# FM transmission... is it possible with default hardware



## LazerOrca (Aug 2, 2011)

I was wondering if this was possible with an app of some sort. It would be nice to be able to play pandora over my car radio or boombox stereo. I know you can buy those rinky dink ones that you can plug into your headphone jack. I was just curious if this was possible seeing that there is wifi and bluetooth capability. didn't know if there was someway to tweak the radio frequencies and so on


----------



## D00SH (May 27, 2012)

LazerOrca said:


> I was wondering if this was possible with an app of some sort. It would be nice to be able to play pandora over my car radio or boombox stereo. I know you can buy those rinky dink ones that you can plug into your headphone jack.
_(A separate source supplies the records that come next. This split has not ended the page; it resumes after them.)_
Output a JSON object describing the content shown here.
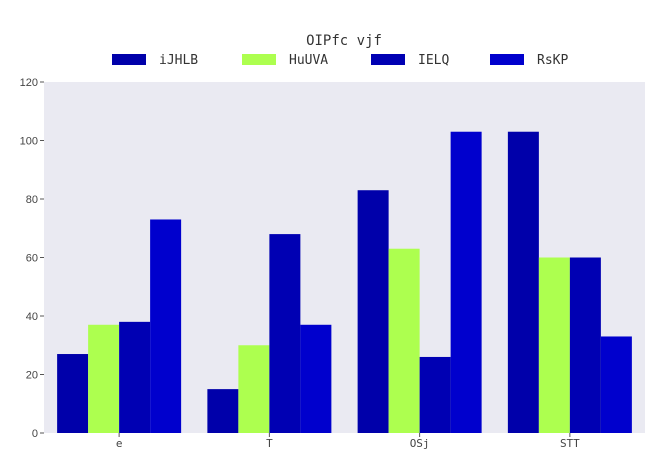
{
  "chart_data": {
    "type": "bar",
    "title": "OIPfc  vjf",
    "categories": [
      "e",
      "T",
      "OSj",
      "STT"
    ],
    "series": [
      {
        "name": "iJHLB",
        "color": "#0000aa",
        "values": [
          27,
          15,
          83,
          103
        ]
      },
      {
        "name": "HuUVA",
        "color": "#adff4f",
        "values": [
          37,
          30,
          63,
          60
        ]
      },
      {
        "name": "IELQ",
        "color": "#0000b3",
        "values": [
          38,
          68,
          26,
          60
        ]
      },
      {
        "name": "RsKP",
        "color": "#0000cd",
        "values": [
          73,
          37,
          103,
          33
        ]
      }
    ],
    "ylim": [
      0,
      120
    ],
    "yticks": [
      0,
      20,
      40,
      60,
      80,
      100,
      120
    ],
    "xlabel": "",
    "ylabel": "",
    "grid": false,
    "legend_position": "top",
    "plot_background": "#eaeaf2"
  }
}
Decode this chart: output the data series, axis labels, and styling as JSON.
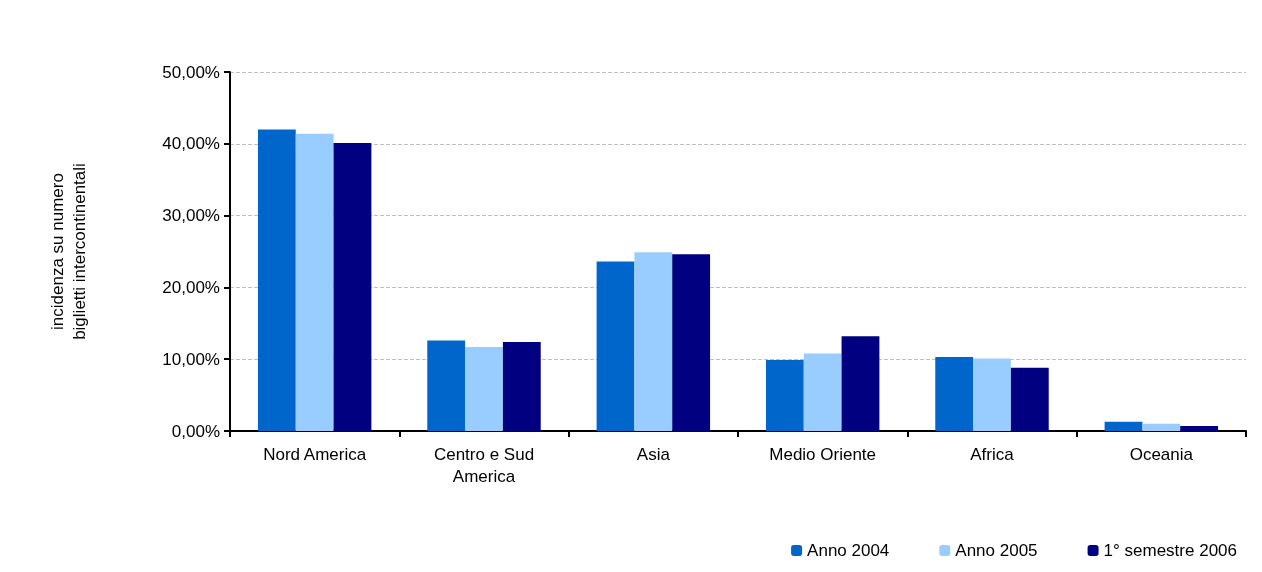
{
  "chart_data": {
    "type": "bar",
    "ylabel": "incidenza su numero\nbiglietti intercontinentali",
    "categories": [
      "Nord America",
      "Centro e Sud\nAmerica",
      "Asia",
      "Medio Oriente",
      "Africa",
      "Oceania"
    ],
    "series": [
      {
        "name": "Anno 2004",
        "color": "#0066cc",
        "values": [
          42.0,
          12.6,
          23.6,
          9.9,
          10.3,
          1.3
        ]
      },
      {
        "name": "Anno 2005",
        "color": "#99ccff",
        "values": [
          41.4,
          11.7,
          24.9,
          10.8,
          10.1,
          1.0
        ]
      },
      {
        "name": "1° semestre 2006",
        "color": "#000080",
        "values": [
          40.1,
          12.4,
          24.6,
          13.2,
          8.8,
          0.7
        ]
      }
    ],
    "ylim": [
      0,
      50
    ],
    "yticks": [
      {
        "value": 0,
        "label": "0,00%"
      },
      {
        "value": 10,
        "label": "10,00%"
      },
      {
        "value": 20,
        "label": "20,00%"
      },
      {
        "value": 30,
        "label": "30,00%"
      },
      {
        "value": 40,
        "label": "40,00%"
      },
      {
        "value": 50,
        "label": "50,00%"
      }
    ],
    "grid": "y",
    "legend": "bottom right"
  }
}
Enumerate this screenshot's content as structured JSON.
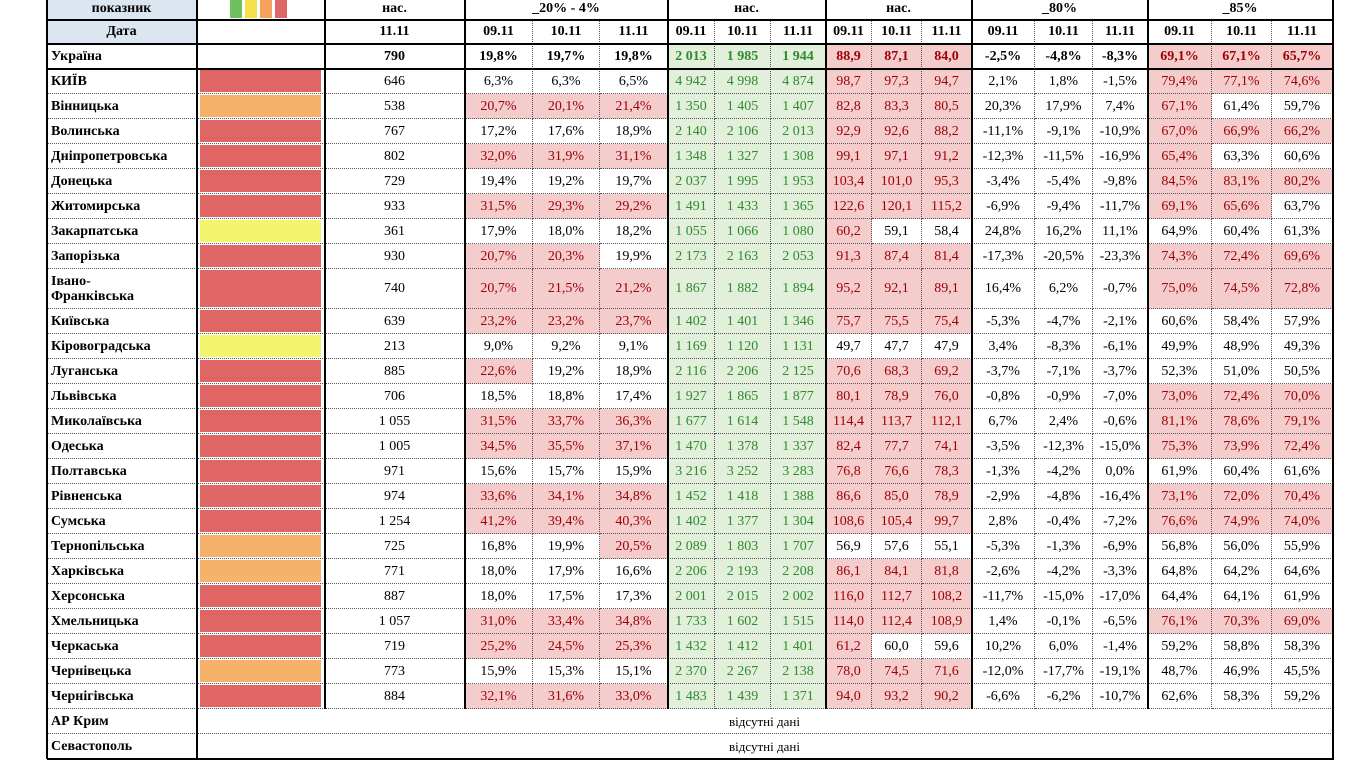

I was just curious if this was possible seeing that there is wifi and bluetooth capability. didn't know if there was someway to tweak the radio frequencies and so on


 fm modulation where 87.5 to 108.0 MHz VHF band is used, is not possible with this hardware. there are apps on the market that uses UHF bands (hence block C spectrum) and by this UHF i mean the frequencies that our phones use daily to communicate with our providers. verizon bought up most of those in an auction awhile ago.
in short, with an app it is possible to pick up radio all over the world and most local stations


----------



## hesh.monster (Aug 2, 2011)

That is one of the most concise, well thought, and intelligent answers I have ever read on a forum. Bravo


----------



## D00SH (May 27, 2012)

hesh.monster said:


> That is one of the most concise, well thought, and intelligent answers I have ever read on a forum. Bravo


tnx


----------